The organization’s activities were also conducted in the name of a broader concept of civil society: It took Arabs into its ranks, operated under a rather weak hierarchy and preserved an extremely democratic character. At the same time, Alon believed it was best to limit Arab participation in the movement’s popular hiking groups. Among other things, he was concerned that the existence of Arab teenage hiking groups would encourage awareness of the Nakba and of nationalistic feelings − the flip side of the connection he saw between an affinity with nature in Israel and Jewish national identity.

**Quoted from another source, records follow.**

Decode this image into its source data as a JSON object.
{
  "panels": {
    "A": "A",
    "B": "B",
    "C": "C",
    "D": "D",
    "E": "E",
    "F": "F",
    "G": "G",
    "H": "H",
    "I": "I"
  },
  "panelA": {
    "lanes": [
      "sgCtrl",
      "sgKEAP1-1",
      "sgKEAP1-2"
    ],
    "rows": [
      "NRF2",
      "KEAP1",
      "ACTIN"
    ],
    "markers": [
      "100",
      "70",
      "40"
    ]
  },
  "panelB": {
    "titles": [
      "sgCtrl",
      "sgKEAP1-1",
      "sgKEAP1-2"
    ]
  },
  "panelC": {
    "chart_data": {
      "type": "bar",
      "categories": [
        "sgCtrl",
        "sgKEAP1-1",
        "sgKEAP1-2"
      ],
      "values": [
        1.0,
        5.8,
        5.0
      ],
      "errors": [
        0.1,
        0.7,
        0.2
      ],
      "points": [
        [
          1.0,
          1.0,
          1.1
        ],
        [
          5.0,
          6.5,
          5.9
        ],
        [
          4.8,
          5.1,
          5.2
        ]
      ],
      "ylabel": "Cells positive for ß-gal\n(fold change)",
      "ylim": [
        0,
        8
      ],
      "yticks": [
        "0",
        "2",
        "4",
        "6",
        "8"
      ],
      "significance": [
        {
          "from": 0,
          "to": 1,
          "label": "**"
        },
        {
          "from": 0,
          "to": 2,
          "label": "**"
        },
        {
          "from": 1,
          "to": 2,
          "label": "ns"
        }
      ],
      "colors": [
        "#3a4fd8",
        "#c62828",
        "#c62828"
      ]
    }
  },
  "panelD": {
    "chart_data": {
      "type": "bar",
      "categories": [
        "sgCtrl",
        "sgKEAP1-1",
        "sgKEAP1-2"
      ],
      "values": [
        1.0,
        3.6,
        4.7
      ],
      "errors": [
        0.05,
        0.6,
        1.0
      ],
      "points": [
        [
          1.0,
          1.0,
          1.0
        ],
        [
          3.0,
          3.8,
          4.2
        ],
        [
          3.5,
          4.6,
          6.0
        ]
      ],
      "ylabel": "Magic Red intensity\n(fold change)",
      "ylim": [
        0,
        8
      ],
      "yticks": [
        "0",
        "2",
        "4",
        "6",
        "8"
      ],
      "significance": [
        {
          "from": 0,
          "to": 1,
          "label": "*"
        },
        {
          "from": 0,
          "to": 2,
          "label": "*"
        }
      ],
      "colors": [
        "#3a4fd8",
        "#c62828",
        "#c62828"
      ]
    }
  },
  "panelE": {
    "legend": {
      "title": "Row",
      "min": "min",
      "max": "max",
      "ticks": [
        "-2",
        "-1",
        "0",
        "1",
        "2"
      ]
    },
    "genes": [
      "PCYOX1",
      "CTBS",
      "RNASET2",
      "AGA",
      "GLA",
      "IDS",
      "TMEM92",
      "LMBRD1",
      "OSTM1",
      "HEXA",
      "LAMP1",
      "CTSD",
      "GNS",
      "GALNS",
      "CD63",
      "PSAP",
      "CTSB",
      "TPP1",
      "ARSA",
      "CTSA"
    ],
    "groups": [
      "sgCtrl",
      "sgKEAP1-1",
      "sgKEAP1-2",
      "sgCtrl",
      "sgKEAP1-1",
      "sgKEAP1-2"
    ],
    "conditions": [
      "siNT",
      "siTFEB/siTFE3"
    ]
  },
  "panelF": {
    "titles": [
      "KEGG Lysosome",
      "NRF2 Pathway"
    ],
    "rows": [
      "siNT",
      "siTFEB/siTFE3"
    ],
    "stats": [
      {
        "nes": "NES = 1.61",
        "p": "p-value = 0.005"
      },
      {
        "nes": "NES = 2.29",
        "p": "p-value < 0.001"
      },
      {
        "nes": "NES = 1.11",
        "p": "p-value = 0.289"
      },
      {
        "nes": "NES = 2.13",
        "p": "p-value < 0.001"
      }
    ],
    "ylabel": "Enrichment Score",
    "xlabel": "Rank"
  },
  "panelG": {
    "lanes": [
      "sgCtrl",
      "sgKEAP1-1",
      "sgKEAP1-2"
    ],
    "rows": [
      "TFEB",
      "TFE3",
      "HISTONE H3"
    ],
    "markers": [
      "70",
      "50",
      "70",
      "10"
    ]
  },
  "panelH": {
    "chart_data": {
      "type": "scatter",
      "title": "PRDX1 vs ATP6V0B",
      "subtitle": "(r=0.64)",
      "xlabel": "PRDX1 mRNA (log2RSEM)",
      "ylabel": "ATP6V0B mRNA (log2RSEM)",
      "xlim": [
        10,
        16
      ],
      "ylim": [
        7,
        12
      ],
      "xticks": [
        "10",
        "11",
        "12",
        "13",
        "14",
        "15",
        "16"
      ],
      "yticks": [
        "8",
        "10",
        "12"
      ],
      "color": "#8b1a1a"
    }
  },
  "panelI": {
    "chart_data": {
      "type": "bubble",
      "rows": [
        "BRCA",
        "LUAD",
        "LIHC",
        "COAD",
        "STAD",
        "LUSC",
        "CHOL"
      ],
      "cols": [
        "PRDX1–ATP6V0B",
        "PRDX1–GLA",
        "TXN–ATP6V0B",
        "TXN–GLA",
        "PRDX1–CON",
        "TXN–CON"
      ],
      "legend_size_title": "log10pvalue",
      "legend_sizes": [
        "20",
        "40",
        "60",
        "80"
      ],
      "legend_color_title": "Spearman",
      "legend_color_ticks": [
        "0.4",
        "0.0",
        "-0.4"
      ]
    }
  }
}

Alon understands the limits of a return to nature that is intertwined with nationalism. Contrary to the image he acquired early on as being a believer in Greater Israel who supported settlement activity in the territories, Alon makes clear in the book that his position is more sober now. He did initially believe that it was possible to create a Jewish majority in the West Bank and absorb the Palestinians there as citizens, but at a certain point came to believe such a result was unattainable.

Alon briefly surveys the major environmental battles in which SPNI has taken part. The list of achievements is long, and includes helping turn Mount Carmel into a national park, preventing the establishment of a Voice of America radio station in the Arava in the south, and the successful national campaign against picking wildflowers. The book doesn’t offer a set environmental doctrine, but one gets the impression that SPNI has managed to improve its methods of operation and become more professional over the years. The big question now is whether it can continue its work in the future, in the context of continued population growth and the increasing demand that Israel’s consumer culture is making on natural resources.

Despite the shadow looming over the environment, Azaria Alon has more than a few reasons to be proud and even optimistic, especially when taking into account the uphill battle he and his fellow early environmentalists had to fight. One can only envy the strength of his desire to experience the beauties of the nature he aims to preserve. He expresses this in a simple but eloquent manner at the end of the book, when he describes the past winter’s heavy rains and what he was anticipating in their wake: “In Ein Anava and Nahal Arugot, orchids will blossom in a large grove that only God knows how it made its way to the desert; on Mount Negev, red tulips will blossom and the pink sun-rose will flower in its many hues. The stags will fight among themselves, Tristram’s starlings will sing, and perhaps, just perhaps, an ancestral golden eagle that we call a rock eagle will cross overhead again. We have much to look forward to.”